When people are present, new behavioral concepts are necessary to assure acceptance of robots as daily assistants. Robot motion must take safety, as well as human comfort into account. This is the goal of Human-Aware Navigation (HAN). Most current HAN approaches focus on maintaining appropriate interaction spatial distances between the robot and the human, aiming at respecting their proximity space. However, these approaches are effective only when the human lies in the close vicinity of the robot. Predictive methods, on the other hand, aim at foreseeing how humans will move in the environment and plan a navigational behavior based on this anticipated motion. Though, these methods usually fail to produce socially acceptable robot motion as they do not account for proximity constraints.

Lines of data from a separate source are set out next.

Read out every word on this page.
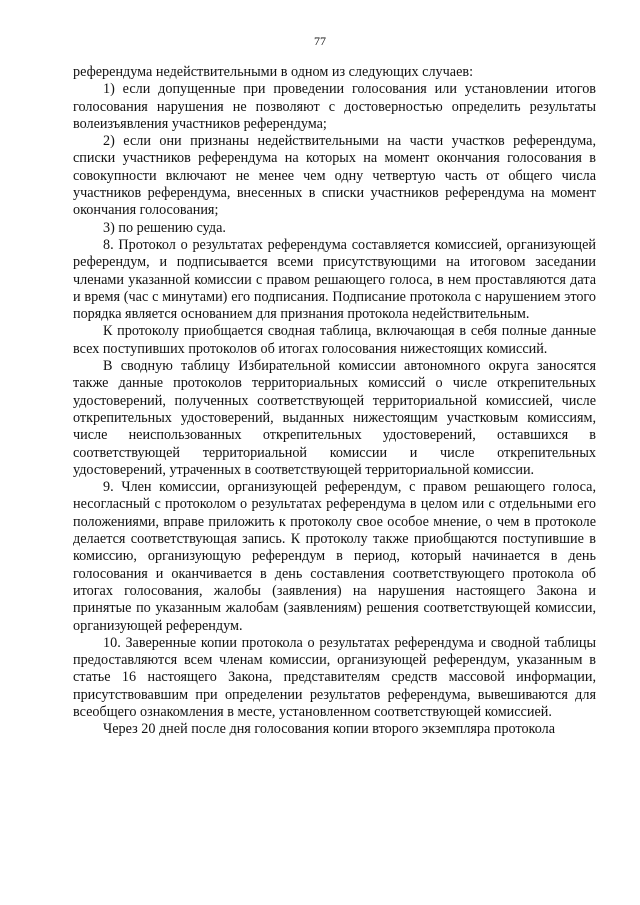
77

референдума недействительными в одном из следующих случаев:

1) если допущенные при проведении голосования или установлении итогов голосования нарушения не позволяют с достоверностью определить результаты волеизъявления участников референдума;

2) если они признаны недействительными на части участков референдума, списки участников референдума на которых на момент окончания голосования в совокупности включают не менее чем одну четвертую часть от общего числа участников референдума, внесенных в списки участников референдума на момент окончания голосования;

3) по решению суда.

8. Протокол о результатах референдума составляется комиссией, организующей референдум, и подписывается всеми присутствующими на итоговом заседании членами указанной комиссии с правом решающего голоса, в нем проставляются дата и время (час с минутами) его подписания. Подписание протокола с нарушением этого порядка является основанием для признания протокола недействительным.

К протоколу приобщается сводная таблица, включающая в себя полные данные всех поступивших протоколов об итогах голосования нижестоящих комиссий.

В сводную таблицу Избирательной комиссии автономного округа заносятся также данные протоколов территориальных комиссий о числе открепительных удостоверений, полученных соответствующей территориальной комиссией, числе открепительных удостоверений, выданных нижестоящим участковым комиссиям, числе неиспользованных открепительных удостоверений, оставшихся в соответствующей территориальной комиссии и числе открепительных удостоверений, утраченных в соответствующей территориальной комиссии.

9. Член комиссии, организующей референдум, с правом решающего голоса, несогласный с протоколом о результатах референдума в целом или с отдельными его положениями, вправе приложить к протоколу свое особое мнение, о чем в протоколе делается соответствующая запись. К протоколу также приобщаются поступившие в комиссию, организующую референдум в период, который начинается в день голосования и оканчивается в день составления соответствующего протокола об итогах голосования, жалобы (заявления) на нарушения настоящего Закона и принятые по указанным жалобам (заявлениям) решения соответствующей комиссии, организующей референдум.

10. Заверенные копии протокола о результатах референдума и сводной таблицы предоставляются всем членам комиссии, организующей референдум, указанным в статье 16 настоящего Закона, представителям средств массовой информации, присутствовавшим при определении результатов референдума, вывешиваются для всеобщего ознакомления в месте, установленном соответствующей комиссией.

Через 20 дней после дня голосования копии второго экземпляра протокола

This thesis is concerned with the implementation of a Human-Aware navigation framework that incorporates the proximity space around a human as well as human intention, as layers of a layered 2D costmap architecture, used for navigation. The proximity space is modeled as a Gaussian cost function around the person. Human intention is defined by the probability that a person will move to a specific destination within the environment and is used as a
means of human motion prediction model. In order to infer the path that the human will follow to reach the destination, a simplistic path planner is implemented. Then the intention cost model is assigned along this expected path.
The proposed framework is benchmarked against two current state-of-the-art navigation methods. The contestants are: the navigation method used in the ubiquitous Robot Operating System (ROS) and a social navigation method that accounts only for the proximity space around humans. The goal of the thesis is to show that the incorporation of human intention in the robot path planning process is able to produce friendlier motion and increase human comfort. Simulated experiments have been conducted and metrics have been defined
to evaluate the methods in terms of human comfort and navigation performance. Results demonstrate that the proposed navigation framework outperformed the other two methods, proving to be able to produce friendlier robot motion while exhibiting similar navigation performance.